The conference prospectus notes that scientific cooperation is becoming “politicised, securitized, and instrumentalised for strategic purposes,” raising what organizers describe as a critical question: “who safeguards science as a global common good?”
For UNESCO, that concern has become increasingly central.
“Climate change, pandemics, biodiversity loss, artificial intelligence, water security, biotechnology, emerging technologies do not recognize borders,” said Lodovico Folin Calabi, UNESCO’s representative to the European Union.
“And yet the political and institutional environment in which international scientific cooperation operates has become more complex, more competitive, and increasingly securitized.”
The answer proposed repeatedly during the opening session was that universities themselves may need to assume a larger responsibility for maintaining international scientific ties.
Danckaert argued that universities have been practicing a form of science diplomacy for centuries through the routine work of international collaboration.
“Every international collaboration is, in a kind of way, an act of diplomacy,” he said. “Every co-authored paper is a kind of peace treaty.”
That idea lies at the heart of what conference organizers call the “fourth dimension” of science diplomacy: diplomacy that takes place within scientific cooperation itself rather than through governments alone. The concept reflects a broader shift in the field, where universities, scientific networks and research partnerships are increasingly being viewed not merely as beneficiaries of international cooperation but as institutions that help sustain it.
Aïda Mimouni Chaabane, vice president for international relations at CY Cergy Paris Université, argued that universities are already moving in that direction.
“We are not only supposed to produce science, to educate people,” she said. “We can do more.”
Yet not everyone framed the challenge simply as preserving existing forms of cooperation. For much of the past two decades, science diplomacy was often presented as a way to expand international cooperation. In Brussels, several speakers focused instead on how to sustain cooperation in a more difficult geopolitical environment.
During the conference’s panel on multilateralism, Rasmus Gjedssø Bertelsen, professor of Northern Studies at the Arctic University of Norway, warned against comfortable assumptions about the state of international cooperation.
“If you have implicit incentives in society to follow the flow, sing in the choir, you can easily end up in groupthink, echo chambers, blind spots, and you get surprises,” he said.

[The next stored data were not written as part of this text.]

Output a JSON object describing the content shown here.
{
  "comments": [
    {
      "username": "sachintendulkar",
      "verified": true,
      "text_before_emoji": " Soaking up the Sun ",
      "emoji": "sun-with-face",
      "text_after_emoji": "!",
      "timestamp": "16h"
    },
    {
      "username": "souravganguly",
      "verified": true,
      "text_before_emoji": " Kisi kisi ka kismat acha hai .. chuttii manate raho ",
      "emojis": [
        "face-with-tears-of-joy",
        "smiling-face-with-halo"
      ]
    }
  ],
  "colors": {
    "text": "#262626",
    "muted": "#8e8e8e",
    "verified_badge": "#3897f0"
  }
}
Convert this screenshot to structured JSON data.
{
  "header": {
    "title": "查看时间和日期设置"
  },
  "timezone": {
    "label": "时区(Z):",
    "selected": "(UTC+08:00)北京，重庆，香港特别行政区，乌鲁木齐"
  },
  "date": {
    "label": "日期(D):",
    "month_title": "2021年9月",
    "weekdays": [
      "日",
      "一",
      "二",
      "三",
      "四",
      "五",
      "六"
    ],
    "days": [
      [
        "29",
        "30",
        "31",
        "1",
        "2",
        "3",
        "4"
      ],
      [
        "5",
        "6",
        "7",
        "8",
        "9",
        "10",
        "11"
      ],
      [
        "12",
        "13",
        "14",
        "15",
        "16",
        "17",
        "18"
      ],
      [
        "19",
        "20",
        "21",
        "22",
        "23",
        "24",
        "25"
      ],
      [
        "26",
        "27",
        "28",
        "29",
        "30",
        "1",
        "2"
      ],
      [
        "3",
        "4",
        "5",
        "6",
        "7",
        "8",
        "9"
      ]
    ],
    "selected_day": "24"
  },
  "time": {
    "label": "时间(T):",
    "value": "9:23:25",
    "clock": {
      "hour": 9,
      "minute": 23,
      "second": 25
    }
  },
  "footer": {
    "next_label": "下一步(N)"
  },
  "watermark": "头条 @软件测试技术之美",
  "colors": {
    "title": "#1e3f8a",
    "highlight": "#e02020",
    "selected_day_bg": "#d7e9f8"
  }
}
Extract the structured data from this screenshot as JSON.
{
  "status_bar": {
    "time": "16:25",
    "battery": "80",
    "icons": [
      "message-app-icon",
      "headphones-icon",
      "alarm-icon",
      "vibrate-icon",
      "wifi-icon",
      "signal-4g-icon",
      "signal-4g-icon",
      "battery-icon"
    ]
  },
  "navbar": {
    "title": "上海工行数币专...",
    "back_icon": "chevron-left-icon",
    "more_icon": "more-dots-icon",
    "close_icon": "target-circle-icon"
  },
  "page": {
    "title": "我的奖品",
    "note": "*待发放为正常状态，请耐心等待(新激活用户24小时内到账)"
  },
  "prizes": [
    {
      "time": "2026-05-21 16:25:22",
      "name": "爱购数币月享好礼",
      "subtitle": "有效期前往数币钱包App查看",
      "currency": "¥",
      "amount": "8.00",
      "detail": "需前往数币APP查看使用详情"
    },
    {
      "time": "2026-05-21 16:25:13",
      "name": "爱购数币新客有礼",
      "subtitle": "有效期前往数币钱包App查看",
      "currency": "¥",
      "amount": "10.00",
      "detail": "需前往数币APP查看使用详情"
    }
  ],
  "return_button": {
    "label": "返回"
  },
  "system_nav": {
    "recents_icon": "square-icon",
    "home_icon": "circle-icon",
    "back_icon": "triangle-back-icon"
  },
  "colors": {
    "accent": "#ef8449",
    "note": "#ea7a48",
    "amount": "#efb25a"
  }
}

“It’s perhaps the role of universities to say that the Emperor is stark naked,” he added. “And I do see a tendency that everybody keeps a polite atmosphere.”
The remark reflected a broader discussion about whether science diplomacy is entering a different phase, one in which maintaining existing channels of cooperation may be as important as creating new ones. Rather than creating entirely new channels of cooperation, some participants suggested its role may increasingly be to preserve existing ones.
“Science diplomacy has always been defined as a builder,” said Luca Polizzi of the United Nations University. “But maybe now science diplomacy is becoming a keeper.”
Others argued that maintaining dialogue itself has become a strategic function.
“Science diplomacy is really not about replacing politics,” said Toto Matshediso of South Africa’s Department of Science, Technology and Innovation. “It’s rather more about preserving the dialogue that has been there over the years, building trust.”